One doesn’t have to be actively doing things all the time. :slight_smile:


Cheers / Saludos,

Carlos E. R.
(from 11.4, with Evergreen, x86_64 “Celadon” (Minas Tirith))

Right. I don’t feel guilty, but sometimes am guilty of “doing nothing productive” and watching for pure entertainment. I agree about actively searching and selecting programmes, rather than just having the TV on.

Ok, makes sense if you mean programming and hacking, but I’ve been tinkering with CAD and FEA analysis since the 70’s, and today it is much, much more productive than at that time, mostly because of the easier guy data input and result output. I did wrote a number of weld detailing and 3D visualization programs for offshore oil platforms in, IINM, Turbo Pascal (besides the ubiquitous BASIC, of course), but after AutoCAD 2.17, SAP 80 and Visicalc most of the need for programming was gone.

I can identify with this. I had to use/learn FORTRAN at university (back in the eighties) for engineering analysis. Tasks that could easily be solved with Mathcad and spreadsheet apps these days.

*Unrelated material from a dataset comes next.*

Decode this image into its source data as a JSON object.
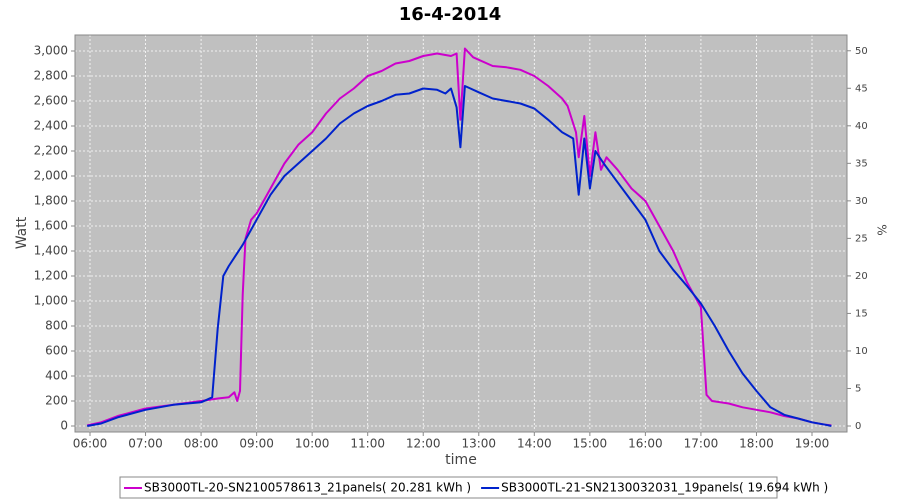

I was just thinking about fairly basic office tasks; there was much more integration between WordStar, SuperCalc and dBASE than there is in so-called office suites. Of course, modern office suites have many more features but the price seems to be that the simple, routine tasks - the 20% that people do 80% of the time - are so much more time-consuming.

The big limitation in CP/M was anything which needed plain 2D graphics - so I didn’t even begin to think about 3D graphics. The revelation in CP/M was the vector graphics program that I used for illustrating SuperCalc results. The graphics modules of modern spreadsheets can do some plots which the CP/M program could not do but I could make many more useful choices about the final output than I can in most modern graphics modules. (The DOS version of SuperCalc included a similarly well featured graphics module with several features not available in modern office programs.)